Taking these roughs, I then used my fellow studio dwellers, to gain some feedback and perspective on my work so far. From the comments and advice that I got, everyone seemed to agree that the fish, the foot prints and the bright contrasting colours where the strongest design features. Further development the imagery from both will therefore be my focus going forward. From the comments, I gathered also that people seemed to really like the interactive animation idea and seemed to think that including a QR code in some capacity (I’m yet to decide where I might put it in regards to the front cover or the back ect) was a good idea, suggesting that I could animate the feet and/or the fish in the pool; as both are integral parts of the text and both would make for a really cool graphic. This will definitely be something that I consider, when I get into the animation stage of this project, as could add a new level to the work and really create a more finished and professional product.

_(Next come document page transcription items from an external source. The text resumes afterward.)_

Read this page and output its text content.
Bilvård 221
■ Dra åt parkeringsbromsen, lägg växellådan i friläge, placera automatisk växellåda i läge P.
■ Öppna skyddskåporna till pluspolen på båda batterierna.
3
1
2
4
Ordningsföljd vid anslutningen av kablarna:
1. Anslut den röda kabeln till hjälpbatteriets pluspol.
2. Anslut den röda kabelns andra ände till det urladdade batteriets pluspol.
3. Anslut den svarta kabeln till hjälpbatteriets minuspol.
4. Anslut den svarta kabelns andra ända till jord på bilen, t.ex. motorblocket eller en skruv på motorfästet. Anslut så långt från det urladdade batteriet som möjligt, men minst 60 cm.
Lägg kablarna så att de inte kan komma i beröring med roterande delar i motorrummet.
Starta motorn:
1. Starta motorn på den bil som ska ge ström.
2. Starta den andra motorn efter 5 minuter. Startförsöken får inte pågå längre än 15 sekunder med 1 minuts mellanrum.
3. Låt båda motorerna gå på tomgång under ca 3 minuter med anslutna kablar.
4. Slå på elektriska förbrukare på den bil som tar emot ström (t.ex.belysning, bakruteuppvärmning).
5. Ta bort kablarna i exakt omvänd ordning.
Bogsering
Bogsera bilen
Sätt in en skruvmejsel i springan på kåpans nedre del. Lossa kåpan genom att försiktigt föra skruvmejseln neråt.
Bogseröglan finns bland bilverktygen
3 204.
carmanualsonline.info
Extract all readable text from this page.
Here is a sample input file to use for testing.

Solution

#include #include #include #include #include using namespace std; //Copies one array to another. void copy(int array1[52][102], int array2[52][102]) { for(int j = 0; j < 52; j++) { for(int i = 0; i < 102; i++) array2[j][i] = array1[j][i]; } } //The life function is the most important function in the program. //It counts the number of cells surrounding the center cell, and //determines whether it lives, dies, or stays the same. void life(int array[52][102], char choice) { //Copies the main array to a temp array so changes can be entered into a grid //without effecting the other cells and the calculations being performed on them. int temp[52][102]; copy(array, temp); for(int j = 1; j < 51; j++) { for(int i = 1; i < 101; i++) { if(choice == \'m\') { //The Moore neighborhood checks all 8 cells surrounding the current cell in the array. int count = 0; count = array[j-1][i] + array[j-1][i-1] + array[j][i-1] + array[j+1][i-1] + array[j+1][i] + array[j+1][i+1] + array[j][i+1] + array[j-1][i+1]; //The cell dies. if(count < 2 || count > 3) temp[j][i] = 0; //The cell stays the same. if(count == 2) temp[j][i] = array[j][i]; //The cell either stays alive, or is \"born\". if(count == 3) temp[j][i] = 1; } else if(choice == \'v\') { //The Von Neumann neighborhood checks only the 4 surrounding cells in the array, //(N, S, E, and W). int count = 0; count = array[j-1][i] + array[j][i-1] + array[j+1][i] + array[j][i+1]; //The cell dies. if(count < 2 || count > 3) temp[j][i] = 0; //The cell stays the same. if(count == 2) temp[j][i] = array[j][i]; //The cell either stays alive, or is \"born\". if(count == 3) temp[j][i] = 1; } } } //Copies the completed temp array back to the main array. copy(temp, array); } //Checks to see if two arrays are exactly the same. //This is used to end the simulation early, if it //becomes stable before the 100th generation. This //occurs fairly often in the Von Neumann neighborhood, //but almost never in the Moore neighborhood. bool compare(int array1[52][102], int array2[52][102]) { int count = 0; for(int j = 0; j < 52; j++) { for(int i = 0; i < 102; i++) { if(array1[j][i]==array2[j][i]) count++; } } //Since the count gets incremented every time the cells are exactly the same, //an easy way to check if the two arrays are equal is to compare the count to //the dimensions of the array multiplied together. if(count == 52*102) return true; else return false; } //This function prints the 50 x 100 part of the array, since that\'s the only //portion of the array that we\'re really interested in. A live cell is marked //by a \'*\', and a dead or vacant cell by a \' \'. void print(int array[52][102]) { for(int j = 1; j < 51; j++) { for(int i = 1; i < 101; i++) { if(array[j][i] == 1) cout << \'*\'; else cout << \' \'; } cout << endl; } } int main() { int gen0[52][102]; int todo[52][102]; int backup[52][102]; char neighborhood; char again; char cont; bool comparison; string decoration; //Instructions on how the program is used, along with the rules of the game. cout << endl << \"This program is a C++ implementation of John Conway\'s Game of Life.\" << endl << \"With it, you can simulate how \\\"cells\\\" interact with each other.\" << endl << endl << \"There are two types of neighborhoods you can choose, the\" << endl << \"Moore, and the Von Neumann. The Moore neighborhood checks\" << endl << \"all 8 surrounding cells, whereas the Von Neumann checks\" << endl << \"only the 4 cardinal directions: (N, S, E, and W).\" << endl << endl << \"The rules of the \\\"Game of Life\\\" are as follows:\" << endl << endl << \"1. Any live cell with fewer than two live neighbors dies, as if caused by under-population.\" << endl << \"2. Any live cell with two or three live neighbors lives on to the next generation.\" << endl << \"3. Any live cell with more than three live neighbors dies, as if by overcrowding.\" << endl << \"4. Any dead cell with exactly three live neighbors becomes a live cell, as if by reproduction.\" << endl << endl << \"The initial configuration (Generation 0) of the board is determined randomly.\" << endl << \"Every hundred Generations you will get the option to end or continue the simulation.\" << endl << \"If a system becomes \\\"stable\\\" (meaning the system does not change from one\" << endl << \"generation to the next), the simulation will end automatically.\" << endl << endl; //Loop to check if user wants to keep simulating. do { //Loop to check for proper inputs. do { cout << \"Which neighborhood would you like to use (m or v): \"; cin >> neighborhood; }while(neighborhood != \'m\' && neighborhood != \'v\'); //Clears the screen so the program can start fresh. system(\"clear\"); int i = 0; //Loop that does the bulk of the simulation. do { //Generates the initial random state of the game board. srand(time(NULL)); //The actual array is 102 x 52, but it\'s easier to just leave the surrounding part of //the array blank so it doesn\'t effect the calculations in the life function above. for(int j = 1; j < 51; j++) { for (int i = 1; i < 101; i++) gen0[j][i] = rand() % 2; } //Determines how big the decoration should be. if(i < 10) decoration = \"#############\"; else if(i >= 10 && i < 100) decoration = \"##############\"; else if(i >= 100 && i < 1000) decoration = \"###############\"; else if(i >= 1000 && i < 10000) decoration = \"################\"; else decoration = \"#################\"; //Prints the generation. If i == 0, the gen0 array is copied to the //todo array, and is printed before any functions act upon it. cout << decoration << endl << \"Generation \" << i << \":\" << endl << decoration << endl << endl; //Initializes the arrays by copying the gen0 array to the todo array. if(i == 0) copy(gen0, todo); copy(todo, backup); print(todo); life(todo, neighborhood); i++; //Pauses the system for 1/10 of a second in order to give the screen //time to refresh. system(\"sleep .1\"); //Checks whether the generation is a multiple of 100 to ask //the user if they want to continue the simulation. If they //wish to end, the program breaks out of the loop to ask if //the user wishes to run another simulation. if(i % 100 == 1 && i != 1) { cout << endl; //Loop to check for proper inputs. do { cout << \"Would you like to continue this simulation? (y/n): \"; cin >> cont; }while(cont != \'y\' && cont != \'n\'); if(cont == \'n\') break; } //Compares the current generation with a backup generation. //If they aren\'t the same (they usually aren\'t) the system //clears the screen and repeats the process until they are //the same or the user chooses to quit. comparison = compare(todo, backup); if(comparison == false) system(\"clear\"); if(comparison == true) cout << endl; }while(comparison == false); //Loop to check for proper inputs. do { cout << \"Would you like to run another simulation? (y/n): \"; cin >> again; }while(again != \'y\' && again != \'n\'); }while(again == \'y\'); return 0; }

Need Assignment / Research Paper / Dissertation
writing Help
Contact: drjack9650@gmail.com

After failing to engage with the second editorial brief that I had set for myself, I decided that the best course of action was to simply move on; I didn’t feel like I was making much progress and I lacked motivation and inspiration for the project, so I made the decision that continuing was not a good use of my time. Instead, I moved directly into the next project, which I already felt much ore positive and inspired by.
The Poem ‘Sentenced to Life’ by Clive James was the chosen focus for this project; after picking up an anthology of Clive James’ work by the same name, I was immediately taken by the poem and the potential Cover designs that I could produce for it. The poem includes a lot of really great imagery that stood out to me as soon as I read it:
I started by reading it through a couple of ties to make myself familiar with the material, the imagery and the concepts in the text, I then made some notes on this features that really stood out to me. The colours and the scenes that the poem invokes that really stood out for me were the golden sunset colours of the fish and the sky, as well as the rich colours of the night sky; the prevalence of the visions of the ‘heavens’ and the ‘english autumn’ where key points of inspiration.
Having explored the poem a little I really connected with the text, and had a great deal of initial inspiration and ideas, that I really feel that I can use to create a great cover for the anthology.
Project Outline and Aims:
-To produce a professionally finished cover that reflects the poem’s key aspects and imagery.
-To produce a digital piece that can be linked to the book via a QR code.